Meloni offre il suo miglior discorso da premier. C’entra il pragmatismo, ma non solo. Le parole di Orsini, con note positive e altre no, i timori non compresi delle imprese e qualche notizia. Passeggiata romana

Abbiamo fatto una passeggiata ieri a Roma all’Auditorium Parco della Musica, dove il presidente di Confindustria Emanuele Orsini ha tenuto la sua prima relazione all’assemblea generale, e abbiamo assistito a tre scene interessanti, che vale la pena riportare.

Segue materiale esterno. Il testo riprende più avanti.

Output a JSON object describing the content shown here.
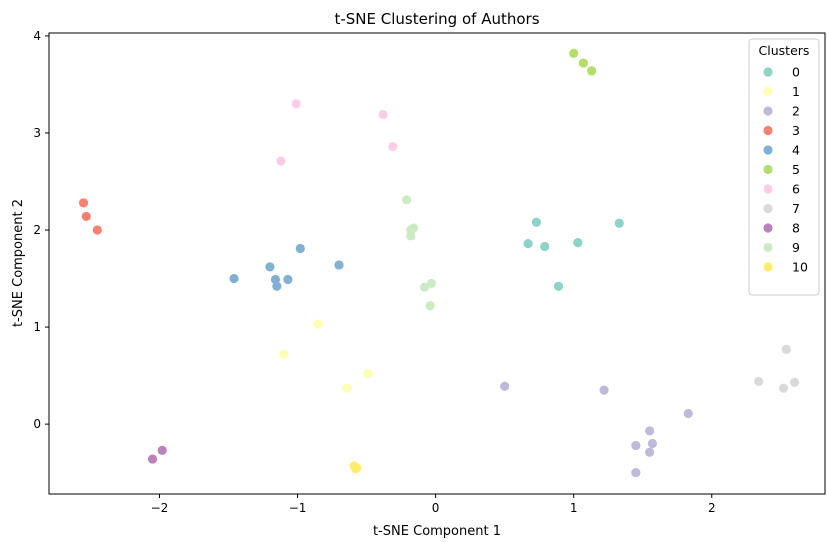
{
  "chart_data": {
    "type": "scatter",
    "title": "t-SNE Clustering of Authors",
    "xlabel": "t-SNE Component 1",
    "ylabel": "t-SNE Component 2",
    "xlim": [
      -2.8,
      2.82
    ],
    "ylim": [
      -0.72,
      4.03
    ],
    "xticks": [
      -2,
      -1,
      0,
      1,
      2
    ],
    "yticks": [
      0,
      1,
      2,
      3,
      4
    ],
    "grid": false,
    "legend": {
      "title": "Clusters",
      "placement": "top-right"
    },
    "series": [
      {
        "name": "0",
        "color": "#8dd3c7",
        "points": [
          [
            0.73,
            2.08
          ],
          [
            0.67,
            1.86
          ],
          [
            0.79,
            1.83
          ],
          [
            1.03,
            1.87
          ],
          [
            1.33,
            2.07
          ],
          [
            0.89,
            1.42
          ]
        ]
      },
      {
        "name": "1",
        "color": "#ffffb3",
        "points": [
          [
            -0.85,
            1.03
          ],
          [
            -1.1,
            0.72
          ],
          [
            -0.64,
            0.37
          ],
          [
            -0.49,
            0.52
          ]
        ]
      },
      {
        "name": "2",
        "color": "#bebada",
        "points": [
          [
            0.5,
            0.39
          ],
          [
            1.22,
            0.35
          ],
          [
            1.83,
            0.11
          ],
          [
            1.55,
            -0.07
          ],
          [
            1.57,
            -0.2
          ],
          [
            1.45,
            -0.22
          ],
          [
            1.55,
            -0.29
          ],
          [
            1.45,
            -0.5
          ]
        ]
      },
      {
        "name": "3",
        "color": "#fb8072",
        "points": [
          [
            -2.55,
            2.28
          ],
          [
            -2.53,
            2.14
          ],
          [
            -2.45,
            2.0
          ]
        ]
      },
      {
        "name": "4",
        "color": "#80b1d3",
        "points": [
          [
            -1.46,
            1.5
          ],
          [
            -1.2,
            1.62
          ],
          [
            -1.16,
            1.49
          ],
          [
            -1.15,
            1.42
          ],
          [
            -1.07,
            1.49
          ],
          [
            -0.98,
            1.81
          ],
          [
            -0.7,
            1.64
          ]
        ]
      },
      {
        "name": "5",
        "color": "#b3de69",
        "points": [
          [
            1.0,
            3.82
          ],
          [
            1.07,
            3.72
          ],
          [
            1.13,
            3.64
          ]
        ]
      },
      {
        "name": "6",
        "color": "#fccde5",
        "points": [
          [
            -1.01,
            3.3
          ],
          [
            -0.38,
            3.19
          ],
          [
            -1.12,
            2.71
          ],
          [
            -0.31,
            2.86
          ]
        ]
      },
      {
        "name": "7",
        "color": "#d9d9d9",
        "points": [
          [
            2.54,
            0.77
          ],
          [
            2.34,
            0.44
          ],
          [
            2.52,
            0.37
          ],
          [
            2.6,
            0.43
          ]
        ]
      },
      {
        "name": "8",
        "color": "#bc80bd",
        "points": [
          [
            -1.98,
            -0.27
          ],
          [
            -2.05,
            -0.36
          ]
        ]
      },
      {
        "name": "9",
        "color": "#ccebc5",
        "points": [
          [
            -0.21,
            2.31
          ],
          [
            -0.16,
            2.02
          ],
          [
            -0.18,
            2.0
          ],
          [
            -0.18,
            1.94
          ],
          [
            -0.03,
            1.45
          ],
          [
            -0.08,
            1.41
          ],
          [
            -0.04,
            1.22
          ]
        ]
      },
      {
        "name": "10",
        "color": "#ffed6f",
        "points": [
          [
            -0.59,
            -0.43
          ],
          [
            -0.58,
            -0.46
          ],
          [
            -0.57,
            -0.45
          ]
        ]
      }
    ]
  }
}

La prima scena importante è in realtà l’ultima e riguarda il discorso tenuto dalla presidente del Consiglio, Giorgia Meloni, di fronte a una platea che in passato ha osservato spesso con sguardo sospettoso l’agenda sovranista della leader di Fratelli d’Italia. Meloni sapeva di trovarsi di fronte a interlocutori preparati, difficili ed esigenti e a loro anziché un comizio ha offerto un discorso ambizioso, pragmatico, europeista, che è probabilmente, agli occhi di chi li ha letti tutti finora dall’inizio della legislatura, ovvero i nostri occhi, il migliore mai pronunciato da quando Meloni si trova alla guida del paese. Poco spazio alla retorica, poco spazio alla demagogia, molto spazio ai numeri, ai fatti, alle promesse sulla manovra finalizzate non “alla creazione di consenso” ma alla stabilità del paese, delle finanze, del debito – dobbiamo “dire basta a questo costume di gettare un po’ di soldi dalla finestra per ottenere consenso facile della politica italiana, che è il vantaggio di chi dispone di una legislatura e non di un anno per disegnare la sua visione e per costruirla, per immaginare una strategia e per perseguire quella strategia” – concentrandosi sulla condizione di un paese, ovvero l’Italia, che crea lavoro più del previsto (la vera libertà delle donne è, dice la premier, non vedere chiudersi una strada se se ne intraprende un’altra, poter mettere al mondo dei figli e poter ambire ad avere un posto di lavoro, “ed è questa la grande sfida dell’occupazione femminile in Italia e delle donne”), che attrae investitori più del previsto, che esporta più del previsto, che fa crescere la Borsa più del previsto, che attira risparmiatori sui propri titoli di stato più del previsto, che cresce più del previsto, soprattutto grazie al Pnrr, anche se questo Meloni non lo ricorda, e fa tutto ciò, dice Meloni, non perché il governo ha fatto qualcosa di straordinario ma perché il governo ha scelto di dare fiducia alle imprese e le imprese hanno risposto aiutando l’Italia a crescere.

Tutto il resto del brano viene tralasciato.